Reputation: 3198
Several months ago, we migrated a bunch of Subversion repositories to Git using svn-all-fast-export. (That information explains how this directory got in the Git directory in the first place, but probably isn't pertinent to removing it.) Today, one of our developers attempted to git checkout
an old branch of one of those repositories, only to be confronted with an error:
$ git checkout 2.3.4
error: invalid path 'MPC/.git/HEAD'
error: invalid path 'MPC/.git/config'
error: invalid path 'MPC/.git/description'
error: invalid path 'MPC/.git/hooks/applypatch-msg.sample'
...
error: invalid path 'MPC/.git/packed-refs'
error: invalid path 'MPC/.git/shallow'
$
A quick bit of sleuthing in our archived Subversion repository revealed that someone had committed a .git
directory (surely by mistake) to the MPC
directory years ago. They deleted it in the next branch. When the repository and its branches and commit history were migrated, that .git
directory got written to the Git tree, essentially "breaking" this branch. No big deal, right? Just delete the directory! Well ... how?
I can't check out the branch, so I can't simply git rm
. I tried git clone --single-branch --branch 2.3.4
but, no surprise here, I got the same error. Exactly what I was expecting. So I cloned with git --sparse
, but to my surprise, that still didn't work. The default sparse patterns:
/*
!/*/
Should mean that only the top-level files get checked out, but not anything under MPC
. However, when I try to check out the branch, I still get the same errors about that .git
directory, and the top-level of the working copy is completely empty. I've tried adding specific excludes such as !.git
, !\.git
, !.git/
, !\.git/
!MCP
, !/MPC
, !/MPC/.git
, !/MPC/\.git
, !/MPC/.git/
, !/MPC/\.git/
!/*/.git
, !/*/\.git
, !/*/.git/
, and !/*/\.git/
, and even more than that, but every pattern I try just gives me this error:
warning: unrecognized pattern: [the pattern I tried]
warning: disabling cone pattern matching
error: invalid path 'MPC/.git/HEAD'
...
Or:
warning: unrecognized negative pattern: [the pattern I tried]
warning: disabling cone pattern matching
error: invalid path 'MPC/.git/HEAD'
...
I do wonder if some combination of git mktree
, git write-tree
, and/or git commit-tree
can help me here, but I don't even know where to start with those commands.

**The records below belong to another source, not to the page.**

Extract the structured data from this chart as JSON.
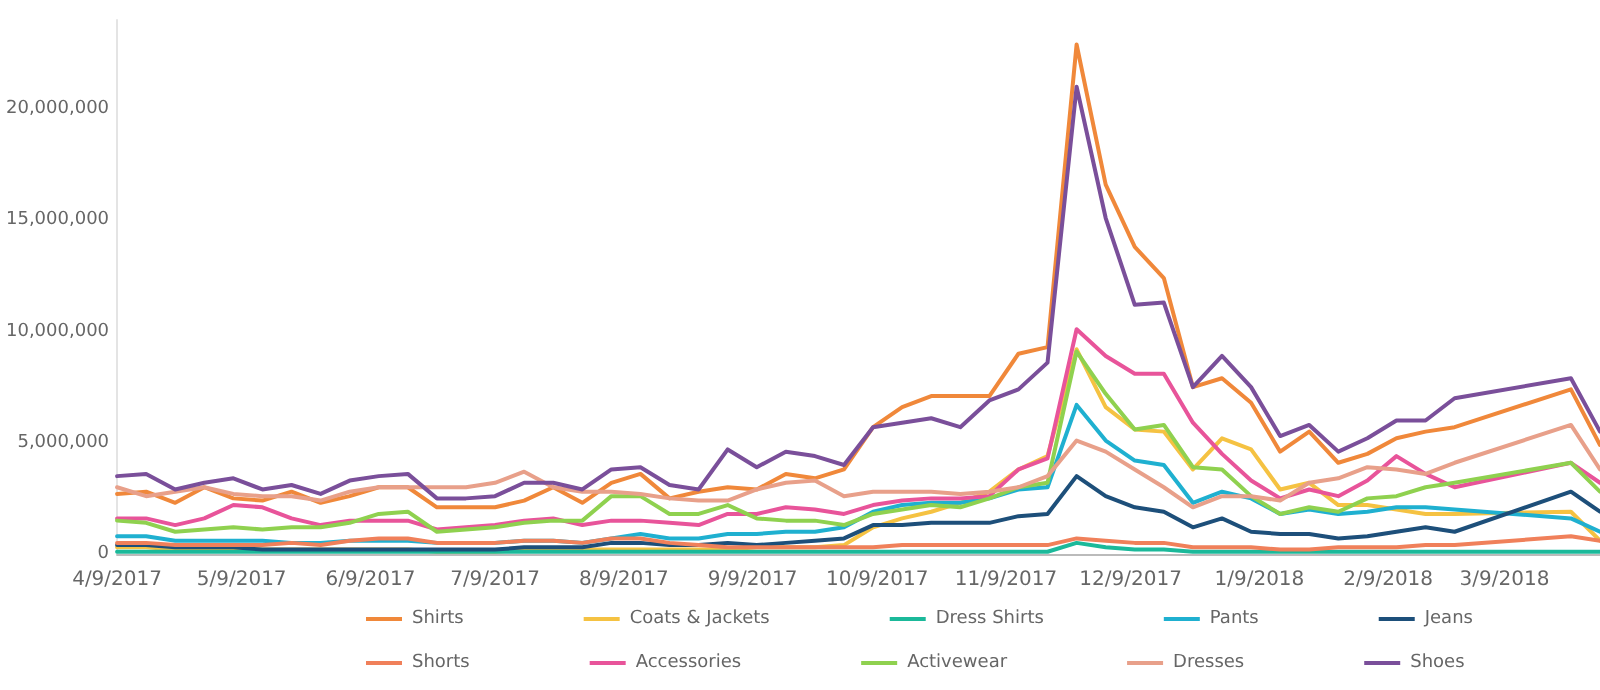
{
  "chart_data": {
    "type": "line",
    "x": [
      "2017-04-09",
      "2017-04-16",
      "2017-04-23",
      "2017-04-30",
      "2017-05-07",
      "2017-05-14",
      "2017-05-21",
      "2017-05-28",
      "2017-06-04",
      "2017-06-11",
      "2017-06-18",
      "2017-06-25",
      "2017-07-02",
      "2017-07-09",
      "2017-07-16",
      "2017-07-23",
      "2017-07-30",
      "2017-08-06",
      "2017-08-13",
      "2017-08-20",
      "2017-08-27",
      "2017-09-03",
      "2017-09-10",
      "2017-09-17",
      "2017-09-24",
      "2017-10-01",
      "2017-10-08",
      "2017-10-15",
      "2017-10-22",
      "2017-10-29",
      "2017-11-05",
      "2017-11-12",
      "2017-11-19",
      "2017-11-26",
      "2017-12-03",
      "2017-12-10",
      "2017-12-17",
      "2017-12-24",
      "2017-12-31",
      "2018-01-07",
      "2018-01-14",
      "2018-01-21",
      "2018-01-28",
      "2018-02-04",
      "2018-02-11",
      "2018-02-18",
      "2018-02-25",
      "2018-03-25",
      "2018-04-01"
    ],
    "series": [
      {
        "name": "Shirts",
        "color": "#f0883a",
        "values": [
          2700000,
          2800000,
          2300000,
          3000000,
          2500000,
          2400000,
          2800000,
          2300000,
          2600000,
          3000000,
          3000000,
          2100000,
          2100000,
          2100000,
          2400000,
          3000000,
          2300000,
          3200000,
          3600000,
          2500000,
          2800000,
          3000000,
          2900000,
          3600000,
          3400000,
          3800000,
          5700000,
          6600000,
          7100000,
          7100000,
          7100000,
          9000000,
          9300000,
          22900000,
          16600000,
          13800000,
          12400000,
          7500000,
          7900000,
          6800000,
          4600000,
          5500000,
          4100000,
          4500000,
          5200000,
          5500000,
          5700000,
          7400000,
          4900000
        ]
      },
      {
        "name": "Coats & Jackets",
        "color": "#f5c242",
        "values": [
          300000,
          300000,
          200000,
          200000,
          200000,
          200000,
          200000,
          200000,
          200000,
          200000,
          200000,
          100000,
          100000,
          100000,
          200000,
          200000,
          200000,
          200000,
          200000,
          200000,
          200000,
          200000,
          300000,
          300000,
          300000,
          400000,
          1200000,
          1600000,
          1900000,
          2300000,
          2800000,
          3800000,
          4400000,
          9200000,
          6600000,
          5600000,
          5500000,
          3800000,
          5200000,
          4700000,
          2900000,
          3200000,
          2200000,
          2200000,
          2000000,
          1800000,
          1800000,
          1900000,
          600000
        ]
      },
      {
        "name": "Dress Shirts",
        "color": "#1bb99a",
        "values": [
          100000,
          100000,
          100000,
          100000,
          100000,
          100000,
          100000,
          100000,
          100000,
          100000,
          100000,
          100000,
          100000,
          100000,
          100000,
          100000,
          100000,
          100000,
          100000,
          100000,
          100000,
          100000,
          100000,
          100000,
          100000,
          100000,
          100000,
          100000,
          100000,
          100000,
          100000,
          100000,
          100000,
          500000,
          300000,
          200000,
          200000,
          100000,
          100000,
          100000,
          100000,
          100000,
          100000,
          100000,
          100000,
          100000,
          100000,
          100000,
          100000
        ]
      },
      {
        "name": "Pants",
        "color": "#1fb0d0",
        "values": [
          800000,
          800000,
          600000,
          600000,
          600000,
          600000,
          500000,
          500000,
          600000,
          600000,
          600000,
          500000,
          500000,
          500000,
          600000,
          600000,
          500000,
          700000,
          900000,
          700000,
          700000,
          900000,
          900000,
          1000000,
          1000000,
          1200000,
          1900000,
          2200000,
          2300000,
          2300000,
          2500000,
          2900000,
          3000000,
          6700000,
          5100000,
          4200000,
          4000000,
          2300000,
          2800000,
          2500000,
          1800000,
          2000000,
          1800000,
          1900000,
          2100000,
          2100000,
          2000000,
          1600000,
          1000000
        ]
      },
      {
        "name": "Jeans",
        "color": "#1d4f7a",
        "values": [
          400000,
          400000,
          300000,
          300000,
          300000,
          200000,
          200000,
          200000,
          200000,
          200000,
          200000,
          200000,
          200000,
          200000,
          300000,
          300000,
          300000,
          500000,
          500000,
          400000,
          400000,
          500000,
          400000,
          500000,
          600000,
          700000,
          1300000,
          1300000,
          1400000,
          1400000,
          1400000,
          1700000,
          1800000,
          3500000,
          2600000,
          2100000,
          1900000,
          1200000,
          1600000,
          1000000,
          900000,
          900000,
          700000,
          800000,
          1000000,
          1200000,
          1000000,
          2800000,
          1900000
        ]
      },
      {
        "name": "Shorts",
        "color": "#f0805a",
        "values": [
          500000,
          500000,
          400000,
          400000,
          400000,
          400000,
          500000,
          400000,
          600000,
          700000,
          700000,
          500000,
          500000,
          500000,
          600000,
          600000,
          500000,
          700000,
          700000,
          500000,
          400000,
          300000,
          300000,
          300000,
          300000,
          300000,
          300000,
          400000,
          400000,
          400000,
          400000,
          400000,
          400000,
          700000,
          600000,
          500000,
          500000,
          300000,
          300000,
          300000,
          200000,
          200000,
          300000,
          300000,
          300000,
          400000,
          400000,
          800000,
          600000
        ]
      },
      {
        "name": "Accessories",
        "color": "#e8549a",
        "values": [
          1600000,
          1600000,
          1300000,
          1600000,
          2200000,
          2100000,
          1600000,
          1300000,
          1500000,
          1500000,
          1500000,
          1100000,
          1200000,
          1300000,
          1500000,
          1600000,
          1300000,
          1500000,
          1500000,
          1400000,
          1300000,
          1800000,
          1800000,
          2100000,
          2000000,
          1800000,
          2200000,
          2400000,
          2500000,
          2500000,
          2600000,
          3800000,
          4300000,
          10100000,
          8900000,
          8100000,
          8100000,
          5900000,
          4500000,
          3300000,
          2500000,
          2900000,
          2600000,
          3300000,
          4400000,
          3600000,
          3000000,
          4100000,
          3200000
        ]
      },
      {
        "name": "Activewear",
        "color": "#8fd14f",
        "values": [
          1500000,
          1400000,
          1000000,
          1100000,
          1200000,
          1100000,
          1200000,
          1200000,
          1400000,
          1800000,
          1900000,
          1000000,
          1100000,
          1200000,
          1400000,
          1500000,
          1500000,
          2600000,
          2600000,
          1800000,
          1800000,
          2200000,
          1600000,
          1500000,
          1500000,
          1300000,
          1800000,
          2000000,
          2200000,
          2100000,
          2500000,
          3000000,
          3200000,
          9100000,
          7200000,
          5600000,
          5800000,
          3900000,
          3800000,
          2600000,
          1800000,
          2100000,
          1900000,
          2500000,
          2600000,
          3000000,
          3200000,
          4100000,
          2800000
        ]
      },
      {
        "name": "Dresses",
        "color": "#e8a08a",
        "values": [
          3000000,
          2600000,
          2800000,
          3000000,
          2700000,
          2600000,
          2600000,
          2400000,
          2800000,
          3000000,
          3000000,
          3000000,
          3000000,
          3200000,
          3700000,
          3000000,
          2800000,
          2800000,
          2700000,
          2500000,
          2400000,
          2400000,
          2900000,
          3200000,
          3300000,
          2600000,
          2800000,
          2800000,
          2800000,
          2700000,
          2800000,
          3000000,
          3500000,
          5100000,
          4600000,
          3800000,
          3000000,
          2100000,
          2600000,
          2600000,
          2400000,
          3200000,
          3400000,
          3900000,
          3800000,
          3600000,
          4100000,
          5800000,
          3800000
        ]
      },
      {
        "name": "Shoes",
        "color": "#7a4f9a",
        "values": [
          3500000,
          3600000,
          2900000,
          3200000,
          3400000,
          2900000,
          3100000,
          2700000,
          3300000,
          3500000,
          3600000,
          2500000,
          2500000,
          2600000,
          3200000,
          3200000,
          2900000,
          3800000,
          3900000,
          3100000,
          2900000,
          4700000,
          3900000,
          4600000,
          4400000,
          4000000,
          5700000,
          5900000,
          6100000,
          5700000,
          6900000,
          7400000,
          8600000,
          21000000,
          15100000,
          11200000,
          11300000,
          7500000,
          8900000,
          7500000,
          5300000,
          5800000,
          4600000,
          5200000,
          6000000,
          6000000,
          7000000,
          7900000,
          5500000
        ]
      }
    ],
    "xlim": [
      "2017-04-09",
      "2018-04-01"
    ],
    "xticks": [
      {
        "value": "2017-04-09",
        "label": "4/9/2017"
      },
      {
        "value": "2017-05-09",
        "label": "5/9/2017"
      },
      {
        "value": "2017-06-09",
        "label": "6/9/2017"
      },
      {
        "value": "2017-07-09",
        "label": "7/9/2017"
      },
      {
        "value": "2017-08-09",
        "label": "8/9/2017"
      },
      {
        "value": "2017-09-09",
        "label": "9/9/2017"
      },
      {
        "value": "2017-10-09",
        "label": "10/9/2017"
      },
      {
        "value": "2017-11-09",
        "label": "11/9/2017"
      },
      {
        "value": "2017-12-09",
        "label": "12/9/2017"
      },
      {
        "value": "2018-01-09",
        "label": "1/9/2018"
      },
      {
        "value": "2018-02-09",
        "label": "2/9/2018"
      },
      {
        "value": "2018-03-09",
        "label": "3/9/2018"
      }
    ],
    "ylim": [
      0,
      24000000
    ],
    "yticks": [
      0,
      {
        "value": 5000000,
        "label": "5,000,000"
      },
      {
        "value": 10000000,
        "label": "10,000,000"
      },
      {
        "value": 15000000,
        "label": "15,000,000"
      },
      {
        "value": 20000000,
        "label": "20,000,000"
      }
    ],
    "grid": false,
    "legend": "bottom"
  }
}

To be clear ... if this becomes a show-stopper issue for my team and I can't find an easier solution, I will archive all new commits to this repo, re-migrate it, and re-apply all new commits. But I don't want to do that if I don't absolutely have to. That's days of time down the drain. There's gotta be a way to delete this ... right?
Upvotes: 1
Views: 106
Reputation: 489708
Unfortunately, no existing commit can ever be changed. Fixing this means rewriting history, e.g., using git filter-repo
(the newfangled thing that replaces the oldfangled git filter-branch
).
There's a pretty high (and clear) cost to this kind of history rewrite: everyone has to abandon the original repository, and all of its clones, in favor of the new rewritten repository. So if you can live with the bad commit continuing to exist, you might want to do that. On the other hand, the "fix the repository" thing is a one-time flag-day.

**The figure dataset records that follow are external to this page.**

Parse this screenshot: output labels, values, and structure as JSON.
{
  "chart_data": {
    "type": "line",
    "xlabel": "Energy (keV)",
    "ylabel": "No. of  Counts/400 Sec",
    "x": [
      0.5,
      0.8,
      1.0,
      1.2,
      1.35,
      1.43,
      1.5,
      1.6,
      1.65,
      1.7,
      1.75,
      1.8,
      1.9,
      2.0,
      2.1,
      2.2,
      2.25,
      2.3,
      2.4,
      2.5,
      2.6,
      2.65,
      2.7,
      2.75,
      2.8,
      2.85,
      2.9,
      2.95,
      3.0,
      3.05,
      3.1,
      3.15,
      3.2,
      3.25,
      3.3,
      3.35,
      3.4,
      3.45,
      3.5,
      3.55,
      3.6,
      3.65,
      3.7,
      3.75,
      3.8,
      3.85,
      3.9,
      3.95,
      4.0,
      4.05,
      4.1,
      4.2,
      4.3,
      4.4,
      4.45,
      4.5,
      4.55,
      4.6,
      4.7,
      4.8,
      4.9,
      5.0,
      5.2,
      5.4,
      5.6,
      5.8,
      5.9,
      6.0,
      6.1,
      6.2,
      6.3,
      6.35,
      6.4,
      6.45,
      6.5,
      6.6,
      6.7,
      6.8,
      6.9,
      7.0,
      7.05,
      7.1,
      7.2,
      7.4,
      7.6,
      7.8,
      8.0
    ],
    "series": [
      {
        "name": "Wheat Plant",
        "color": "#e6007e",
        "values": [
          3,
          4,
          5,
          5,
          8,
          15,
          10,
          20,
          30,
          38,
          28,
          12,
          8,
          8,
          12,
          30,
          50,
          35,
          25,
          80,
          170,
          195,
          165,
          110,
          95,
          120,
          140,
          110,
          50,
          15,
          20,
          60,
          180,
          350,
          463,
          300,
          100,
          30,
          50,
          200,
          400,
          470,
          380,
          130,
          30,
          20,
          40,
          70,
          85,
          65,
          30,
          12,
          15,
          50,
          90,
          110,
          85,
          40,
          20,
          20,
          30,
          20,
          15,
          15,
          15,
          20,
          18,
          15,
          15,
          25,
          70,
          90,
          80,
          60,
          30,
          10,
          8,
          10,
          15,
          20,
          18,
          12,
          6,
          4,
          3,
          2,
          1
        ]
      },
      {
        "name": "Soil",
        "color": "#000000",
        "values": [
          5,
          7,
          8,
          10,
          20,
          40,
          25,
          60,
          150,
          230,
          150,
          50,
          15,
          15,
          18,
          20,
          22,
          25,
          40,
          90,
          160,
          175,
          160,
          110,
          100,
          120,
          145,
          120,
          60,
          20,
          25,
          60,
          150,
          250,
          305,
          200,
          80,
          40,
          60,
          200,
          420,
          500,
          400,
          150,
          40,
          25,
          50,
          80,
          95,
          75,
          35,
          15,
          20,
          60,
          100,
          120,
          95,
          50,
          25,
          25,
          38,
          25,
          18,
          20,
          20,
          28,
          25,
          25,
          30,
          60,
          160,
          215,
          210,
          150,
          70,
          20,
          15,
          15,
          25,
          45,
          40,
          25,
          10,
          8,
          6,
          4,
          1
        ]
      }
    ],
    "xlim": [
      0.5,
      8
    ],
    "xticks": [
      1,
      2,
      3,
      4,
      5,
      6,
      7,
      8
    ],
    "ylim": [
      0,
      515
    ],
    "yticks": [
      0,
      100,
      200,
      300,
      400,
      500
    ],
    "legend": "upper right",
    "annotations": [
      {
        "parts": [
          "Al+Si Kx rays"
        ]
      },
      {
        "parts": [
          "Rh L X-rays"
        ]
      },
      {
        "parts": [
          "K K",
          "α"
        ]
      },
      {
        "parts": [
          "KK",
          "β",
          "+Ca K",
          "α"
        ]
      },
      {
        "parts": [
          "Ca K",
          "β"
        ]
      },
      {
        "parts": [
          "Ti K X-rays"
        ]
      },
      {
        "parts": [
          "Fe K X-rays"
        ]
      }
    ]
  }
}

You can clone the repository without checking out the "bad" commit, then make a new "good" commit that's basically the bad commit minus the .git
directory, with the parent being the "bad" commit at the tip of the old branch, and make the branch name select the new good commit. Actually achieving the new good commit is a bit of an exercise in frustration since you'll need to extract the bad commit without extracting the bad commit. I'd poke around with git archive
and maybe even git fast-export
here, and if all else fails, build a hacked up Git that has the "bad directory .git
" checking snipped out, so that you can run hacked-git checkout
to check out the bad commit, then git rm -r MPC/.git
and git commit
(or hacked-git
if/as needed for the git rm
step, depending on whether the code triggers here).